Since the answer for those staff is neither yes nor no, the answer is “not specified”. And the true answer about double-blinding is “kinda”. Since researchers tend to omit the things they don’t do in their methods, “not specified” is one of the most common entries in our databases.
But doesn’t this blow up the scope of the review?
We did just turn one question into seven questions, after all. In our experience, the answer is no. Expanding questions like this improves internal agreement on the first round of extraction. This, in turn, reduces the amount of time spent on conflict resolution while also reducing decision fatigue. Ultimately, we save time by being precise and compartmental from the start.
When developing extraction variables in a review, it is important to be as descriptive as possible. Clearly define variables of interest, including appropriate terminology and formatting. If compartmentalization is done well, being descriptive is 80% of the way there.
For example, when we asked the question “Did the study employ a cross-sectional design?” we encountered two different responses depending on the reviewer:
Some of our team members interpreted this as how the outcomes were measured (all at a single moment in time).
Others interpreted it with respect to its epidemiological definition, where both the exposure and outcome are measured at a single point in time.
This resulted in small but meaningful errors in our review that we had to resolve by more descriptively defining “cross-sectional”.

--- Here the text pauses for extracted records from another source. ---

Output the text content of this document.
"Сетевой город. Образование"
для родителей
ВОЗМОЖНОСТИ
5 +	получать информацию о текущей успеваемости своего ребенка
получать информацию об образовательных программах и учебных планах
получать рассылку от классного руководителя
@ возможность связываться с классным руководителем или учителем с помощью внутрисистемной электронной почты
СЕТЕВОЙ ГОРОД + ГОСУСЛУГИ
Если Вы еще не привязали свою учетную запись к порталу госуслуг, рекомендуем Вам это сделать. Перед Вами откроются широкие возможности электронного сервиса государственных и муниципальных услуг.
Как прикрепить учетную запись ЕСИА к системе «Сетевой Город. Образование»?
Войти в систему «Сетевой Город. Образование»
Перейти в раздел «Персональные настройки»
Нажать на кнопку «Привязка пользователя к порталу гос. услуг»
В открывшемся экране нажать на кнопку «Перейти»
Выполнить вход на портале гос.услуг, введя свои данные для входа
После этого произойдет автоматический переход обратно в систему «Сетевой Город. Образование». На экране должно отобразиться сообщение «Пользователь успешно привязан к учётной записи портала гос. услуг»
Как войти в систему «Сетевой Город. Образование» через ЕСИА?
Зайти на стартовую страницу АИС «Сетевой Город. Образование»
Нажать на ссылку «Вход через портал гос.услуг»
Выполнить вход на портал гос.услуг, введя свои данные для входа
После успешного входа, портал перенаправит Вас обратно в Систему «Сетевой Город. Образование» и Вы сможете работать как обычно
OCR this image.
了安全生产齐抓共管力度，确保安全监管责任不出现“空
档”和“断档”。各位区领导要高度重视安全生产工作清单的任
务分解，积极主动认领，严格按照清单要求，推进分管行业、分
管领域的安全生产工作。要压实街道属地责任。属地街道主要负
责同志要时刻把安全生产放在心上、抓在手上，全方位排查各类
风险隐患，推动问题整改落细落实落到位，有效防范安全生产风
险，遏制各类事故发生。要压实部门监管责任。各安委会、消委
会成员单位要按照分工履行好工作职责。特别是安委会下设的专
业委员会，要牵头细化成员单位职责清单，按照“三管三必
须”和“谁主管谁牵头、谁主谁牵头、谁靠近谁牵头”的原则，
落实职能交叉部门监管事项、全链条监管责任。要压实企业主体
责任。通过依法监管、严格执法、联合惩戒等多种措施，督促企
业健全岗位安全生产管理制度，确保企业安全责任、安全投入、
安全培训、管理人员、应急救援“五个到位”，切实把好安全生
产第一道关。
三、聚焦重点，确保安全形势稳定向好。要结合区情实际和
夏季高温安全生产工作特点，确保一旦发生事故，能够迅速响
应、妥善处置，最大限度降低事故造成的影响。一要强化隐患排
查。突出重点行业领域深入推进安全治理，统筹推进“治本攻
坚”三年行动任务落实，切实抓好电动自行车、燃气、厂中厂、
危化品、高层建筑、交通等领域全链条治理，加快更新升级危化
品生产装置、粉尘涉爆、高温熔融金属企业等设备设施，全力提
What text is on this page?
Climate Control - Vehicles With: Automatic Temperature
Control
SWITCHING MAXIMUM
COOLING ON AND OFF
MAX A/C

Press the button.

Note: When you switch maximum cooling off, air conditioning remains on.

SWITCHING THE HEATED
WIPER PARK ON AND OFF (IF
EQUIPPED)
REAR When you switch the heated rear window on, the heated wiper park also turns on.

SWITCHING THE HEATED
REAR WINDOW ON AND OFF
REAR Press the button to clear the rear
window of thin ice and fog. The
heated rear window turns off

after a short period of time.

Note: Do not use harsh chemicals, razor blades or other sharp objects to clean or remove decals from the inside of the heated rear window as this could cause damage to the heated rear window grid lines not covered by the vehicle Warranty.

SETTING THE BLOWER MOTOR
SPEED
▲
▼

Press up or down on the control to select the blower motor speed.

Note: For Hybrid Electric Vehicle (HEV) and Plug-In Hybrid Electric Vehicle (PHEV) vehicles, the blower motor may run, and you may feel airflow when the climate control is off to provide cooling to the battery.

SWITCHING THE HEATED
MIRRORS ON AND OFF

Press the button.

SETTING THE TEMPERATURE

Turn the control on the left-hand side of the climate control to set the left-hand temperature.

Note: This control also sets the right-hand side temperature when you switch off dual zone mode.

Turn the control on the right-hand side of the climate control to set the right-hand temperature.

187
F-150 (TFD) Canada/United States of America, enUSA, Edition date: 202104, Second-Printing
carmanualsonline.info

How many reviewers do you really need?
It may feel burdensome to provide lengthy descriptions and definitions in the review protocol, but doing so will prevent drift between reviewers and promote objectivity. Even if it takes an entire page of written directions to adequately describe a small aspect of the protocol, write that page. Additionally, writing clear definitions of your variables assists other stakeholders in your review by improving transparency. Clear, descriptive definitions allow a clear understanding of how the data was extracted so anyone evaluating the review can truly understand what was asked. Ultimately, this helps ensure that their interpretation is in line with the reviewer’s intent.